Führen wir dem Körper wenig Energie zu, greift er auf körpereigene innere Depots zu. Die Glykogenspeicher in Leber und Muskulatur sind schon nach 24 Stunden geleert. Dann geht es den gespeicherten Fettvorräten an den Kragen. Bei guter Vorbereitung schaltet der Körper meist nach zwei, drei Tagen auf die Innenversorgung umzusteigen. Tägliche Bewegung hilft, dass sich der Eiweißabbau auf ein Minimum reduziert. Innere Selbstheilungskräfte werden mobilisiert, Bindegewebe, Organe und Gehirn werden gereinigt, der Hormonhaushalt verändert sich. „Manch einer entdeckt neue Seiten an sich, wie etwa gesteigerte Kreativität, Ausgelassenheit oder auch den Wunsch nach viel Ruhe“, weiß Rabeder.

In den ersten beiden Tagen nimmt man am meisten Gewicht ab, dann pendelt sich die Waage bei einigen 100 g Gewichtsverlust pro Tag ein. Über die körperlichen Veränderungen ist im Blog „Fasten als Neustart für den Organismus“ nachzulesen. Hier nur ein paar Aspekte:

  • Stärkung des Immunsystems
  • Reduktion von Übergewicht, Linderung von Stoffwechselstörungen
  • Allergien, Autoimmunerkrankungen und chronische Magen-Darm-Probleme können sich verbessern
  • Der Alterungsprozess lässt sich hinauszögern

„Ich selbst habe durch das Fasten meine Dauergastritis geheilt. Bei meinen Fastenkursteilnehmern sehe ich zum Beispiel immer wieder wie Entzündungen verschwinden und sich Gelenksprobleme signifikant verbessern und eine Kniebeuge zum Beispiel wieder schmerzfrei möglich ist. Viele Veränderungen stellen sich erst in der Aufbauphase nach dem Fasten ein, wie etwa die Regulierung von Blutdruck und Blutzucker sowie die Verbesserung des Hautbildes. Außerdem fühlen sich die meisten voll Energie und Kraft“, erzählt die Fastenexpertin und erläutert was der Verzicht auf feste Nahrung mental und spirituell bewirken kann.
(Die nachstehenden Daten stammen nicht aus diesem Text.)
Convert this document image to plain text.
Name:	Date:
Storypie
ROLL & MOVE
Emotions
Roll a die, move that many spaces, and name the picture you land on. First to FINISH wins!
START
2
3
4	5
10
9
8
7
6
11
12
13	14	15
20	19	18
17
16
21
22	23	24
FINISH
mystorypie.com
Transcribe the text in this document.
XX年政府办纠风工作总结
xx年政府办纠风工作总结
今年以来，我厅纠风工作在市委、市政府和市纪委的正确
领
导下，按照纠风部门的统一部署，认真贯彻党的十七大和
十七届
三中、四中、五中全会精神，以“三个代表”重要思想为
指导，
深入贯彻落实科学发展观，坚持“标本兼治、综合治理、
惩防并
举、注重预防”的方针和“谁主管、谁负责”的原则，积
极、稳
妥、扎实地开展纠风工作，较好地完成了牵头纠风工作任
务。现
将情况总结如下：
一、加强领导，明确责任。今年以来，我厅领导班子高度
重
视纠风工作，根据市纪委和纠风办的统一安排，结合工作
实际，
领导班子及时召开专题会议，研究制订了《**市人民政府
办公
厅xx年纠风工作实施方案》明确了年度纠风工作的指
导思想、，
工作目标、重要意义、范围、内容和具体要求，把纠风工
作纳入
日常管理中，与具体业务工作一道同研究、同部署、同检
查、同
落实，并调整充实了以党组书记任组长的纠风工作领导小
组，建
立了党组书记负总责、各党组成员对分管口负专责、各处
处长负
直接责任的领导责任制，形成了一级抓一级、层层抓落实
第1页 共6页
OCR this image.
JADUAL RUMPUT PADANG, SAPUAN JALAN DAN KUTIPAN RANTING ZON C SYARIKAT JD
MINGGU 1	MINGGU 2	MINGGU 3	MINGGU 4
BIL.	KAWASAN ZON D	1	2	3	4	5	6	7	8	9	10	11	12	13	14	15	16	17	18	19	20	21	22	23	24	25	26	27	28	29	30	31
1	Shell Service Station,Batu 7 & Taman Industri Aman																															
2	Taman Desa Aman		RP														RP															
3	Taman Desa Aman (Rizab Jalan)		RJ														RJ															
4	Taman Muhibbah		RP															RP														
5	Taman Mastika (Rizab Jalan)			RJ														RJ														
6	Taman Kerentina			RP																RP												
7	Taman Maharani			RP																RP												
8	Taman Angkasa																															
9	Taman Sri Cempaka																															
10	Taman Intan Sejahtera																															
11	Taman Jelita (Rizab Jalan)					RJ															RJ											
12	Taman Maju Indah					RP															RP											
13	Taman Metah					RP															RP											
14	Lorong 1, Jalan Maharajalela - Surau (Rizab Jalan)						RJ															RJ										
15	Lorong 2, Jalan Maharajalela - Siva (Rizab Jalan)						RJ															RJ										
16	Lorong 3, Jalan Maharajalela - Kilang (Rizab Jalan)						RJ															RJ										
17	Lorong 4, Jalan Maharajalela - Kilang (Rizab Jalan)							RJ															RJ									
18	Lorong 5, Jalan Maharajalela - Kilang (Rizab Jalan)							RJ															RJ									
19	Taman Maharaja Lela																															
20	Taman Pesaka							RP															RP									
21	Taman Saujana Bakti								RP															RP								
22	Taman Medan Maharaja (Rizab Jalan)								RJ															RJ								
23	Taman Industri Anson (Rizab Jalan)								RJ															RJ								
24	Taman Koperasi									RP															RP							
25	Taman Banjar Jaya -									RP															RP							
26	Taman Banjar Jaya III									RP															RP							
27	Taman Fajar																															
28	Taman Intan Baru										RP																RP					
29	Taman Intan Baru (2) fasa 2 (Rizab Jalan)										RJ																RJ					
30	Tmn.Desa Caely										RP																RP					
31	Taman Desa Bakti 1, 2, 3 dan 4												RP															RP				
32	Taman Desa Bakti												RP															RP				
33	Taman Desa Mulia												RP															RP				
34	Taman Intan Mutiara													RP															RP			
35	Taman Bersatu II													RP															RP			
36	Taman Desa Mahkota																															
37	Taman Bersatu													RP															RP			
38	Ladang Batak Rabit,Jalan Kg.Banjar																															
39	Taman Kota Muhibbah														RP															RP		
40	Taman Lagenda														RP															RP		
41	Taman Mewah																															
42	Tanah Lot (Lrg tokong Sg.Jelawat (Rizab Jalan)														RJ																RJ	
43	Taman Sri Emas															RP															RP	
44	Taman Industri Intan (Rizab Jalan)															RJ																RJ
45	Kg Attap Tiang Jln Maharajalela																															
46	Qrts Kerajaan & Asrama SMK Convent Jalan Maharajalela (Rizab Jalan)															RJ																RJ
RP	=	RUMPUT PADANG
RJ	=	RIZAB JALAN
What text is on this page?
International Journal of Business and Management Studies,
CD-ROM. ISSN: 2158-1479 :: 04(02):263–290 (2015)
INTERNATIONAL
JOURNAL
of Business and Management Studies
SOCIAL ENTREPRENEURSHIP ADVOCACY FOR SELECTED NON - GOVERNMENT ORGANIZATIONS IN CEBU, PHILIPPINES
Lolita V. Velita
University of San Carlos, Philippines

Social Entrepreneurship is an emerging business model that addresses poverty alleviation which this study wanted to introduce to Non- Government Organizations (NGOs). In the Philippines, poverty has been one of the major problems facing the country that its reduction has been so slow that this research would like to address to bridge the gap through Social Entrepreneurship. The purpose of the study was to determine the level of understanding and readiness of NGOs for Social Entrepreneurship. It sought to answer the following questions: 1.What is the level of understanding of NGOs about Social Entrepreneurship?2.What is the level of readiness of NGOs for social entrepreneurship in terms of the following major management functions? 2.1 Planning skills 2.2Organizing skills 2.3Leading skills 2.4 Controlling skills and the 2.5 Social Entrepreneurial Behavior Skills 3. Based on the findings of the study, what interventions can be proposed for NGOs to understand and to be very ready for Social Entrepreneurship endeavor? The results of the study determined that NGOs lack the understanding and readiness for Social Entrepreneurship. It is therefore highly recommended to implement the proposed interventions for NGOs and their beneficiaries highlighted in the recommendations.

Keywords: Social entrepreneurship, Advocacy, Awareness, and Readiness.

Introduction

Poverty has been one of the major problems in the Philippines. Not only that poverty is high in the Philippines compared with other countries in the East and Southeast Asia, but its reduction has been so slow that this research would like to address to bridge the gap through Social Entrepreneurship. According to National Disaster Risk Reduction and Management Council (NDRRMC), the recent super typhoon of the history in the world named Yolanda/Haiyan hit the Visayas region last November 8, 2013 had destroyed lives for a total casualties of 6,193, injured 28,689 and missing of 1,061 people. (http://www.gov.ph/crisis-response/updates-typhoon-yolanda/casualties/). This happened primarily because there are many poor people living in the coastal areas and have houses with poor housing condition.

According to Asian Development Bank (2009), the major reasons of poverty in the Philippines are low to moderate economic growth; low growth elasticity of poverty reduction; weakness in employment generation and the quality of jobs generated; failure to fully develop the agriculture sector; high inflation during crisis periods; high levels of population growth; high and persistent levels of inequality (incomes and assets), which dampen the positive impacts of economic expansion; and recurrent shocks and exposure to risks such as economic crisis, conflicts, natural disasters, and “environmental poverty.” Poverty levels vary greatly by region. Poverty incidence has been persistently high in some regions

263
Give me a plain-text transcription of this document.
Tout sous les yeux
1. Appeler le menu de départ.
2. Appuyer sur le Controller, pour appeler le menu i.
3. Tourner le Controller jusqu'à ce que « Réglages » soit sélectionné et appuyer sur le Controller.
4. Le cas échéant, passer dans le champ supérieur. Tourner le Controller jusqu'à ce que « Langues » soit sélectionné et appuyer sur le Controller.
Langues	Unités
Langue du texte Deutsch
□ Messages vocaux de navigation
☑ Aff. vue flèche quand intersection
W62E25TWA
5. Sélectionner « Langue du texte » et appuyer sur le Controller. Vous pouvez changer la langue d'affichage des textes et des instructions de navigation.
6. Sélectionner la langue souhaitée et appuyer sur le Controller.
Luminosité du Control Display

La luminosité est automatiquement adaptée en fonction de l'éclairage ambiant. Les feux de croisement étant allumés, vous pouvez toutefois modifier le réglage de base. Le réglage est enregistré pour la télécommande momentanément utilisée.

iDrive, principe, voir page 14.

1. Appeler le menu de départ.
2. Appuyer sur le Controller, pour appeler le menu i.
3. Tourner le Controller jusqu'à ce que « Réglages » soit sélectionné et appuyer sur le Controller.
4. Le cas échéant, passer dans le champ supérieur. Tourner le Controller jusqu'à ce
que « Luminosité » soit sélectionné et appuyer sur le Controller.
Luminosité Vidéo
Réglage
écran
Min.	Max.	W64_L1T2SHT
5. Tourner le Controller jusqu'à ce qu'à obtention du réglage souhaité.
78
Was sich im Geist verändert

Für manchen Fastenden ist der Gewichtsverlust nur ein willkommener Nebeneffekt, er will durch die Fastenauszeit vielleicht in einer problematischen Lebenssituation, an einem Scheideweg oder auch einfach, nach stressiger Zeit wieder zurück in die innere Balance zu finden und zu Klarheit finden. Jeder kommt mit persönlichen Bedürfnissen, Wünschen und Zielen zum Fasten. Und vielmals ist diese Woche des Verzichtens der Start eines Neubeginns, sich vielleicht das Leben etwas leichter zu machen. Andere versuchen von der „Sklaverei durch Handy und Tablet“, sprich davon allzeit online zu sein, wegzukommen, wieder andere kehren zurück zu mehr Achtsamkeit und Fürsorge für sich selbst, zu Genussfähigkeit, Freude, Lebendigkeit und Sinnlichkeit.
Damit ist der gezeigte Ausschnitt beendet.